Dalam rangka memperingati Hari Santri, Gus Jazil mengajak Santri untuk menguasai ilmu pengetahuan dan teknologi serta menjadi pelopor perubahan

TRIBUNNEWS.COM-Jazilul Fawaid, Wakil Ketua Musyawarah Rakyat Indonesia, merayakan Hari Santri 2020 di bekas kediaman Rahlia di Desa Bojong Sari Baru, Kecamatan Bojongsari, Kota Depok, Jawa Barat, Kamis (22/10/2020) lalu. Tidak hanya mahasiswa yang mengikuti acara bertema “Kebangkitan Santri untuk Menjaga Kemandirian dan Perubahan Nilai”, namun juga hadir dalam pertemuan tersebut para cendekiawan, seniman, budayawan, alumni Santri, IPNU, IPPNU, GP Ansor dan Banser. Perayaan Hari Santri yang dibawakan oleh Jazilul Fawaid digelar di seluruh Indonesia. Di Malang, Jawa Timur, peluncuran Santrinet menandai peringatan Hari Santri. Dia saat ini berada di Jakarta, memberikan penghormatan kepada siswa, pendeta, budayawan, seniman dan anak muda lainnya dari wilayah Jakarta dan sekitarnya. – “Perayaan ini diadakan karena masih dalam keadaan pandemi Covid-19.” Peserta khususnya Allhamdulillah dari Gereja Tritunggal Mahakudus sangat bersemangat dan ingin menjadikan Hari Tritunggal Mahakudus pemicu semangat pencerahan, ”ujarnya

Resolusi jihadis adalah ajakan Rais Akbar NU Hadratus Syaikh KH Hasyim Asy untuk menghadapi ancaman agresi dari tentara Inggris dan Belanda yang ingin menjajah Indonesia lagi, komunitas Muslim’ari sedang memperjuangkan kemerdekaan Indonesia.

“Saat ini Pada tanggal 22 Oktober 2020 kita mungkin sangat senang, tetapi pada tanggal 22 Oktober 1945, politisi Partai Kebangkitan Bangsa (PKB) mengatakan bahwa tidak ada “perasaan”.

Alasan mengapa kita tidak bersenang-senang adalah karena negara ini sedang menghadapi agresi. ‘Musuh bersenjata lengkap. Sebagaimana kita ketahui bersama, pria bernama Gus Jazil ini mengatakan bahwa setelah negeri ini berhasil mematahkan keinginan Belanda untuk bermukim kembali di Indonesia, tugas kita adalah mempertahankan kemerdekaan Republik Indonesia. Angkat senjata. ”Katanya.

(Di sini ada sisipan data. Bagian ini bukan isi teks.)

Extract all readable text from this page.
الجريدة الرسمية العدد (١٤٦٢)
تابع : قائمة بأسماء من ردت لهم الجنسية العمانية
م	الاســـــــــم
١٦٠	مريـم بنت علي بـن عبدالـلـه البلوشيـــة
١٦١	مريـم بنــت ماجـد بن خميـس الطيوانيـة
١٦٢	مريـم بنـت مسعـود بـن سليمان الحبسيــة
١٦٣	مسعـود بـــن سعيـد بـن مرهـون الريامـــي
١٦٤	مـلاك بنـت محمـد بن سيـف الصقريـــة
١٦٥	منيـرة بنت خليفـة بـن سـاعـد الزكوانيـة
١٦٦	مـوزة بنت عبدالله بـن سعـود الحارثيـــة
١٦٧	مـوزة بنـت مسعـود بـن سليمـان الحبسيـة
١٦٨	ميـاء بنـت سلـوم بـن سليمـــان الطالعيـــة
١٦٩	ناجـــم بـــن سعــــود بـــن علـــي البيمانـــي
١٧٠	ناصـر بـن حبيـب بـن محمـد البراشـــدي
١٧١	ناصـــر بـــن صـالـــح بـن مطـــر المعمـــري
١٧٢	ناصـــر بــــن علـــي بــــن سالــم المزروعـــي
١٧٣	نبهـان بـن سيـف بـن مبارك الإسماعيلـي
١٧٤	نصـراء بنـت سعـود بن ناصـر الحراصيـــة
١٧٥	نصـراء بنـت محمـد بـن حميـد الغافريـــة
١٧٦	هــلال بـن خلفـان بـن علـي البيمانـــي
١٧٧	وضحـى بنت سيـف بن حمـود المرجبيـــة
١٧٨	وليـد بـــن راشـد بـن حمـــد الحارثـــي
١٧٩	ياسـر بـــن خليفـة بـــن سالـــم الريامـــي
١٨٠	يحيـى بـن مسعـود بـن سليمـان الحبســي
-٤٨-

Proklamasi No. 17 menyebutkan bahwa resolusi jihad Agustus 1945, resolusi jihad 22 Oktober 1945, dan pertempuran Surabaya 10 November 1945 adalah Nyatakan dan pertahankan kemerdekaan.

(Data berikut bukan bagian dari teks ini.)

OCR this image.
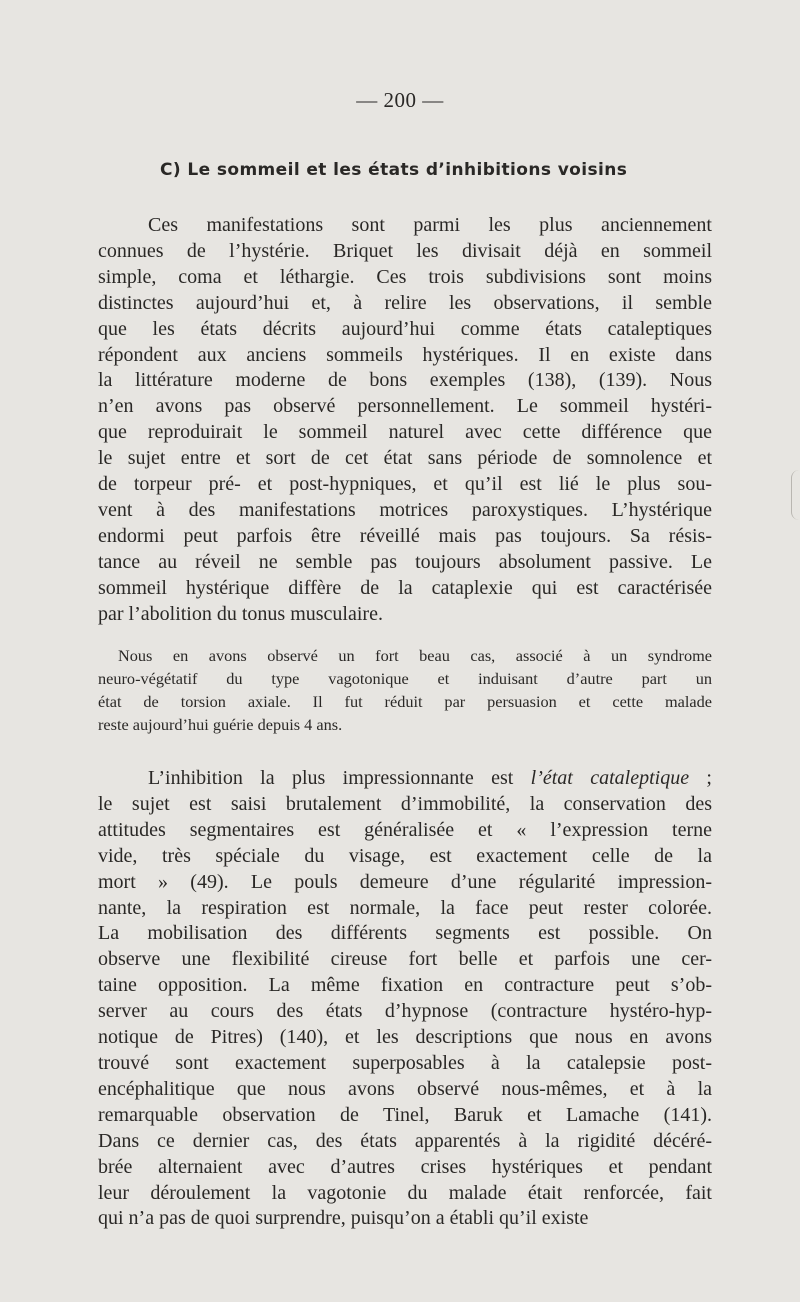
— 200 —
C) Le sommeil et les états d’inhibitions voisins
Ces manifestations sont parmi les plus anciennement
connues de l’hystérie. Briquet les divisait déjà en sommeil
simple, coma et léthargie. Ces trois subdivisions sont moins
distinctes aujourd’hui et, à relire les observations, il semble
que les états décrits aujourd’hui comme états cataleptiques
répondent aux anciens sommeils hystériques. Il en existe dans
la littérature moderne de bons exemples (138), (139). Nous
n’en avons pas observé personnellement. Le sommeil hystéri-
que reproduirait le sommeil naturel avec cette différence que
le sujet entre et sort de cet état sans période de somnolence et
de torpeur pré- et post-hypniques, et qu’il est lié le plus sou-
vent à des manifestations motrices paroxystiques. L’hystérique
endormi peut parfois être réveillé mais pas toujours. Sa résis-
tance au réveil ne semble pas toujours absolument passive. Le
sommeil hystérique diffère de la cataplexie qui est caractérisée
par l’abolition du tonus musculaire.
Nous en avons observé un fort beau cas, associé à un syndrome
neuro-végétatif du type vagotonique et induisant d’autre part un
état de torsion axiale. Il fut réduit par persuasion et cette malade
reste aujourd’hui guérie depuis 4 ans.
L’inhibition la plus impressionnante est l’état cataleptique ;
le sujet est saisi brutalement d’immobilité, la conservation des
attitudes segmentaires est généralisée et « l’expression terne
vide, très spéciale du visage, est exactement celle de la
mort » (49). Le pouls demeure d’une régularité impression-
nante, la respiration est normale, la face peut rester colorée.
La mobilisation des différents segments est possible. On
observe une flexibilité cireuse fort belle et parfois une cer-
taine opposition. La même fixation en contracture peut s’ob-
server au cours des états d’hypnose (contracture hystéro-hyp-
notique de Pitres) (140), et les descriptions que nous en avons
trouvé sont exactement superposables à la catalepsie post-
encéphalitique que nous avons observé nous-mêmes, et à la
remarquable observation de Tinel, Baruk et Lamache (141).
Dans ce dernier cas, des états apparentés à la rigidité décéré-
brée alternaient avec d’autres crises hystériques et pendant
leur déroulement la vagotonie du malade était renforcée, fait
qui n’a pas de quoi surprendre, puisqu’on a établi qu’il existe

Pria kelahiran Pulau Bawean, Kabupaten Gresik, Jawa Timur ini mengajak semua orang, terutama pelajar, untuk terus mengobarkan semangat resolusi jihadis. Katanya: “Tapi dalam situasi lain.” – Menurutnya semangat resolusi jihad harus ditanamkan pada siswa, yang harus rajin dan bersungguh-sungguh untuk menguasai iptek (iptek). Dia berkata: “Menguasai sains dan teknologi akan mengubah hidup kita dan hidup kita.”